In "Angels and Demons," Robert has normal hair, though he's still grim. He's paired with a fetching Italian physicist (Ayelet Zurer), but she's pretty grim, too. They make quite a long-faced pair, which is no fun at all. Director Ron Howard, who also made "The Da Vinci Code," throws in a lot more running and jumping and chasing this time around, but he also carries over from that film its dour tone. Was he afraid that audiences might doubt Robert's seriousness if he came across as a bit of a scamp? Despite its serioso trappings, "Angels and Demons" is pure pulp. Trying to pretend otherwise is silly. And Hanks, who could have been charmingly roguish in the role, is once again reduced to a sodden somberness.

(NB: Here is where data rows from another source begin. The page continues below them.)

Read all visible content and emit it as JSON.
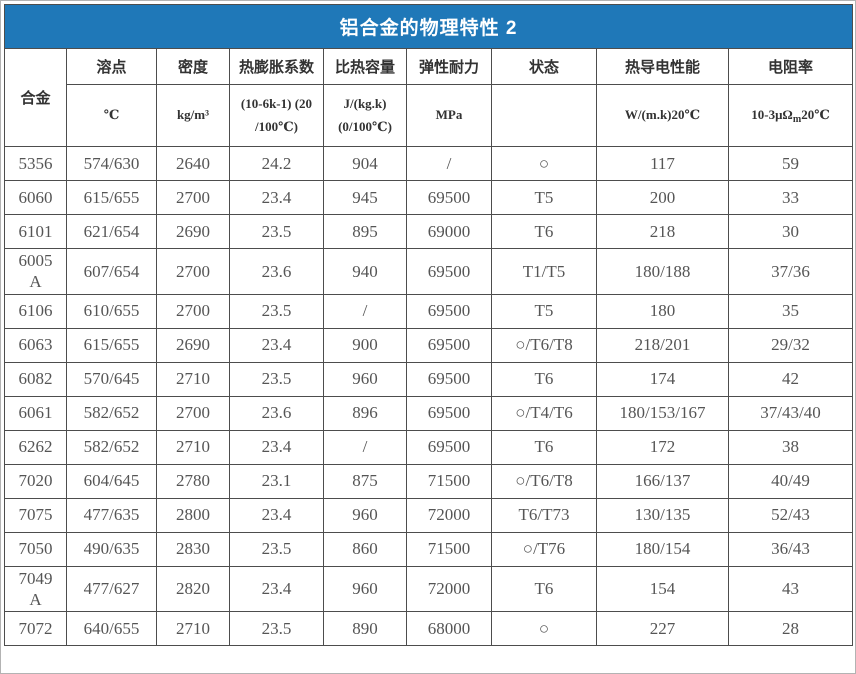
{
  "table": {
    "title": "铝合金的物理特性 2",
    "header": {
      "alloy": "合金",
      "cols": [
        {
          "name": "溶点",
          "unit": "℃"
        },
        {
          "name": "密度",
          "unit": "kg/m³"
        },
        {
          "name": "热膨胀系数",
          "unit": "(10-6k-1) (20\n/100℃)"
        },
        {
          "name": "比热容量",
          "unit": "J/(kg.k)\n(0/100℃)"
        },
        {
          "name": "弹性耐力",
          "unit": "MPa"
        },
        {
          "name": "状态",
          "unit": ""
        },
        {
          "name": "热导电性能",
          "unit": "W/(m.k)20℃"
        },
        {
          "name": "电阻率",
          "unit_parts": [
            "10-3μΩ",
            "m",
            "20℃"
          ]
        }
      ]
    },
    "rows": [
      [
        "5356",
        "574/630",
        "2640",
        "24.2",
        "904",
        "/",
        "○",
        "117",
        "59"
      ],
      [
        "6060",
        "615/655",
        "2700",
        "23.4",
        "945",
        "69500",
        "T5",
        "200",
        "33"
      ],
      [
        "6101",
        "621/654",
        "2690",
        "23.5",
        "895",
        "69000",
        "T6",
        "218",
        "30"
      ],
      [
        "6005\nA",
        "607/654",
        "2700",
        "23.6",
        "940",
        "69500",
        "T1/T5",
        "180/188",
        "37/36"
      ],
      [
        "6106",
        "610/655",
        "2700",
        "23.5",
        "/",
        "69500",
        "T5",
        "180",
        "35"
      ],
      [
        "6063",
        "615/655",
        "2690",
        "23.4",
        "900",
        "69500",
        "○/T6/T8",
        "218/201",
        "29/32"
      ],
      [
        "6082",
        "570/645",
        "2710",
        "23.5",
        "960",
        "69500",
        "T6",
        "174",
        "42"
      ],
      [
        "6061",
        "582/652",
        "2700",
        "23.6",
        "896",
        "69500",
        "○/T4/T6",
        "180/153/167",
        "37/43/40"
      ],
      [
        "6262",
        "582/652",
        "2710",
        "23.4",
        "/",
        "69500",
        "T6",
        "172",
        "38"
      ],
      [
        "7020",
        "604/645",
        "2780",
        "23.1",
        "875",
        "71500",
        "○/T6/T8",
        "166/137",
        "40/49"
      ],
      [
        "7075",
        "477/635",
        "2800",
        "23.4",
        "960",
        "72000",
        "T6/T73",
        "130/135",
        "52/43"
      ],
      [
        "7050",
        "490/635",
        "2830",
        "23.5",
        "860",
        "71500",
        "○/T76",
        "180/154",
        "36/43"
      ],
      [
        "7049\nA",
        "477/627",
        "2820",
        "23.4",
        "960",
        "72000",
        "T6",
        "154",
        "43"
      ],
      [
        "7072",
        "640/655",
        "2710",
        "23.5",
        "890",
        "68000",
        "○",
        "227",
        "28"
      ]
    ],
    "accent_color": "#1f78b8"
  }
}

For its first half hour or so I was worried that "Angels and Demons" was going to be as talky and exposition-heavy as its predecessor. Characters are forever recapping plot points just in case the dimmest member of the audience didn't get them the first time. But then the plot, exciting but absurd, kicks in. With a new pope waiting to be elected, Robert realizes he has 24 hours to rescue the cardinals, who are being offed at the rate of one per hour, and save the Vatican from some kind of antimatter God particle produced in the same CERN physics lab that employs his sidekick. Even with a Hans Zimmer score that seems to think it's underscoring "The Greatest Story Ever Told" on steroids, and all too much dark-lit flesh rending, it's difficult not to get caught up in the high-toned tomfoolery of it all. Armin Mueller-Stahl, with that muttery gravitas of his, plays with wicked aplomb an ancient cardinal, and Ewan McGregor is effective as a high-level church caretaker so full of pious rectitude that he seems instantly suspicious (to us, if not to everyone else).
It would have been fun if, in his mad mission to save St. Peter's, Robert had been stymied by something as maddeningly mundane as Rome's notorious traffic congestion. But wit is not Howard's strong point. He's most comfortable in the realm of derring-do. "Angels and Demons" is an OK action film, but only the humorless will find it heretical – or educational. Grade: B- (Rated PG-13 for sequences of violence, disturbing images and thematic material.)